# Reduction of order
#reduction_of_order 
Consider the equation:
$$y''+p(x)y'+q(x)y=f(x)$$this equation (1) does not have a general solution procedure always.
But, if $y_{1}(x)$ solves the homogenous counterpart: $y''+p(x)y'+q(x)y=0$
then we can find the general solution to the non homogenous equation (1) by guessing it in the form: $y(x)=v(x)y_{1}(x)$
let's calculate the derivatives wrt. x:
$y'=v'y_{1}+vy_{1}'$
$y''=v''y_{1}+2v'y_{1}'+vy_{1}''$
plugging in:
$(v''y_{1}+2v_{1}'y_{1}'+y_{1}''v)+p(x)(v'y_{1}+vy_{1}')+q(x)vy_{1}=f(x)$
$v\cancelto{ 0 }{ (y_{1}''+p(x)y_{1}'+q(x)y_{1}) }+v''y_{1}+(2y_{1}'+p(x)y_{1})v'=f(x)$
$y_{1}v''+(2y_{1}'+p(x)y_{1})=f(x)$
$v''+\left( \frac{2y_{1}'}{y_{1}}+p(x) \right)v'=\frac{f(x)}{y_{1}}$
substitute $v'=u$
$u'+\left( \frac{2y_{1}'}{y_{1}}+p(x) \right)u=\frac{f(x)}{y_{1}}$<- This is now a linear first order equation #de_L_type2 
This can be solved with prior tools now, We compute the integrating factor $\mu$
$\mu=e^{\int(2y_{1}'/y_{1}+p)dx}=e^{\ln(y_{1}^2)}e^{\int P(x) \, dx}=y_{1}^2\cdot e^{\int p(x) \, dx}$
From there, continue on as you would with any linear first order equation.
Isn't this nice? some kind of magic. We made some guesses and we arrived somewhere.
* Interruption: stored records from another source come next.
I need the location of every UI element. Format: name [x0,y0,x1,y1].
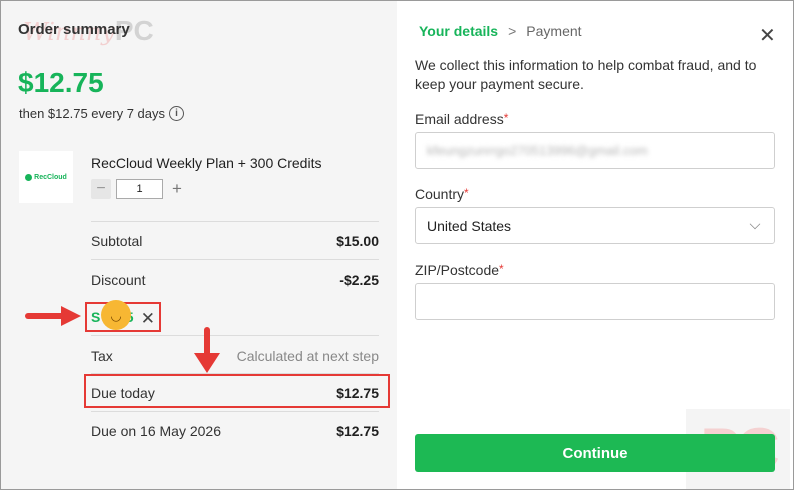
breadcrumb-separator: > [508,23,517,39]
subtotal-row: Subtotal $15.00 [91,233,379,249]
subtotal-value: $15.00 [336,233,379,249]
required-mark: * [464,186,469,200]
continue-button[interactable]: Continue [415,434,775,472]
country-label-text: Country [415,186,465,202]
country-label: Country* [415,186,469,202]
zip-label-text: ZIP/Postcode [415,262,500,278]
tax-row: Tax Calculated at next step [91,348,379,364]
tax-value: Calculated at next step [236,348,379,364]
email-field[interactable]: kfeungzunrrgo270513996@gmail.com [415,132,775,169]
divider [91,335,379,336]
order-summary-title: Order summary [18,21,130,38]
quantity-decrease-button[interactable]: − [91,179,111,199]
product-logo: RecCloud [19,151,73,203]
tax-label: Tax [91,348,113,364]
due-on-row: Due on 16 May 2026 $12.75 [91,423,379,439]
coupon-prefix: S [91,309,102,325]
breadcrumb-payment: Payment [526,23,582,39]
annotation-arrow-down-icon [194,327,220,373]
country-value: United States [427,217,512,234]
info-icon[interactable]: i [169,106,184,121]
email-label-text: Email address [415,111,504,127]
zip-label: ZIP/Postcode* [415,262,504,278]
due-today-highlight [84,374,390,408]
subtotal-label: Subtotal [91,233,143,249]
order-summary-pane: WinnnyPC Order summary $12.75 then $12.7… [1,1,397,489]
reccloud-logo-icon [25,173,33,181]
country-select[interactable]: United States [415,207,775,244]
divider [91,221,379,222]
smiley-emoji-icon: ◡ [101,300,131,330]
product-name: RecCloud Weekly Plan + 300 Credits [91,155,322,171]
divider [91,259,379,260]
breadcrumb-your-details[interactable]: Your details [419,23,498,39]
annotation-arrow-right-icon [25,306,81,326]
price-recurrence-text: then $12.75 every 7 days [19,106,165,121]
details-pane: Your details > Payment ✕ We collect this… [397,1,793,489]
quantity-input[interactable]: 1 [116,179,163,199]
discount-label: Discount [91,272,146,288]
price-recurrence: then $12.75 every 7 days i [19,106,184,121]
logo-text: RecCloud [34,173,67,181]
required-mark: * [503,111,509,125]
chevron-down-icon [749,218,761,230]
remove-coupon-icon[interactable]: ✕ [141,309,155,329]
email-label: Email address* [415,111,508,127]
close-icon[interactable]: ✕ [759,23,776,48]
zip-field[interactable] [415,283,775,320]
discount-value: -$2.25 [339,272,379,288]
due-on-value: $12.75 [336,423,379,439]
email-value: kfeungzunrrgo270513996@gmail.com [427,143,648,158]
discount-row: Discount -$2.25 [91,272,379,288]
total-price: $12.75 [18,67,104,98]
required-mark: * [499,262,504,276]
quantity-increase-button[interactable]: + [167,179,187,199]
breadcrumb: Your details > Payment [419,23,582,39]
due-on-label: Due on 16 May 2026 [91,423,221,439]
description-text: We collect this information to help comb… [415,57,757,92]
divider [91,411,379,412]
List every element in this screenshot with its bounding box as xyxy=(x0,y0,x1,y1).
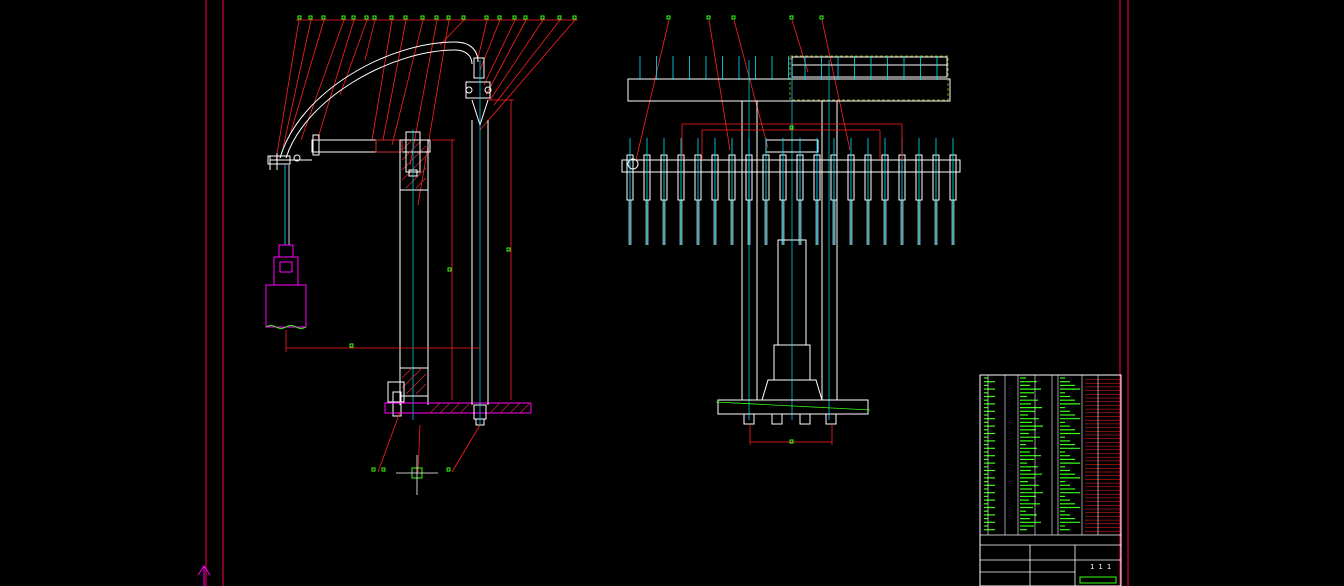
nozzle xyxy=(847,138,855,245)
cad-drawing-canvas[interactable]: 1 1 1 xyxy=(0,0,1344,586)
top-marker-row-right xyxy=(666,15,824,20)
nozzle xyxy=(677,138,685,245)
nozzle xyxy=(881,138,889,245)
main-column xyxy=(387,130,429,420)
nozzle xyxy=(779,138,787,245)
right-column xyxy=(465,57,492,426)
support-posts xyxy=(741,101,838,401)
nozzle xyxy=(762,138,770,245)
nozzle xyxy=(796,138,804,245)
dimension-markers-left xyxy=(349,247,511,479)
nozzle-manifold xyxy=(621,139,961,173)
top-crossbar xyxy=(627,56,951,102)
top-bar-pins xyxy=(639,56,938,80)
nozzle xyxy=(711,138,719,245)
title-block: 1 1 1 xyxy=(979,374,1122,586)
nozzle xyxy=(949,138,957,245)
base-plate-edge xyxy=(715,401,871,411)
title-block-grid xyxy=(980,534,1121,586)
nozzle xyxy=(864,138,872,245)
parts-list-rows xyxy=(984,375,1120,535)
nozzle xyxy=(728,138,736,245)
nozzle xyxy=(932,138,940,245)
nozzle xyxy=(915,138,923,245)
dimension-markers-right xyxy=(789,125,794,444)
nozzle xyxy=(745,138,753,245)
right-elevation-view xyxy=(621,15,961,445)
title-block-marker xyxy=(1079,576,1117,584)
nozzle xyxy=(626,138,634,245)
arrow-up-icon xyxy=(197,565,211,586)
nozzle-array xyxy=(626,138,957,245)
nozzle xyxy=(660,138,668,245)
base-plate xyxy=(384,402,532,414)
left-elevation-view xyxy=(265,15,578,495)
crosshair xyxy=(396,455,438,495)
leader-lines-left xyxy=(275,19,578,206)
arm-hatch xyxy=(375,139,403,153)
nozzle xyxy=(813,138,821,245)
top-bar-bracket xyxy=(789,55,949,101)
nozzle xyxy=(694,138,702,245)
title-block-label: 1 1 1 xyxy=(1090,563,1111,571)
nozzle xyxy=(643,138,651,245)
leader-lines-right xyxy=(635,19,851,161)
suspended-weight xyxy=(265,165,307,329)
nozzle xyxy=(830,138,838,245)
top-marker-row xyxy=(297,15,577,20)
#ex #second_order_nonhomogenous  #reduction_of_order 
Find the general solution to the equation:
$$y''+4xy'+(4x^2+2)y=8e^{-x(x+2)}$$
if $y_{1}(x)=e^{-x^2}$ is one solution.
> Ouch look at those x terms. And the exponent on the RHS. This isn't even in Cauchy Euler form!

we guess the general solution will be in the form: $y(x)=v(x)y_{1}=v(x)e^{-x^2}$
substitute: $v'=u$
plug into formula derived above:
$u'+\left( \frac{2y_{1}'}{y_{1}}+4x \right)u=\frac{8{e^{-x^2}e^{-2x}}}{e^{-x^2}}$ <-(note: $p(x)=4x$)
$u'+\underbrace{ \left( \frac{2{e^{-x^2}(-2x)}}{e^{-x^2}}+4x \right) }_{ =0 }u=8e^{-2x}$
$u'=8e^{-2x}$
> Lucky us! This is just a separable equation. No need to treat it like a linear equation.

$u=-4e^{-2x}+c_{1}$
$v'=u=-4e^{-2x}+c_{1}$
$v(x)=2e^{-2x}+c_{1}x+c_{2}$
general solution:
$$y(x)=v(x)y_{1}(x)=(2e^{-2x}+c_{1}x+c_{2})e^{-x^2}$$
We are done.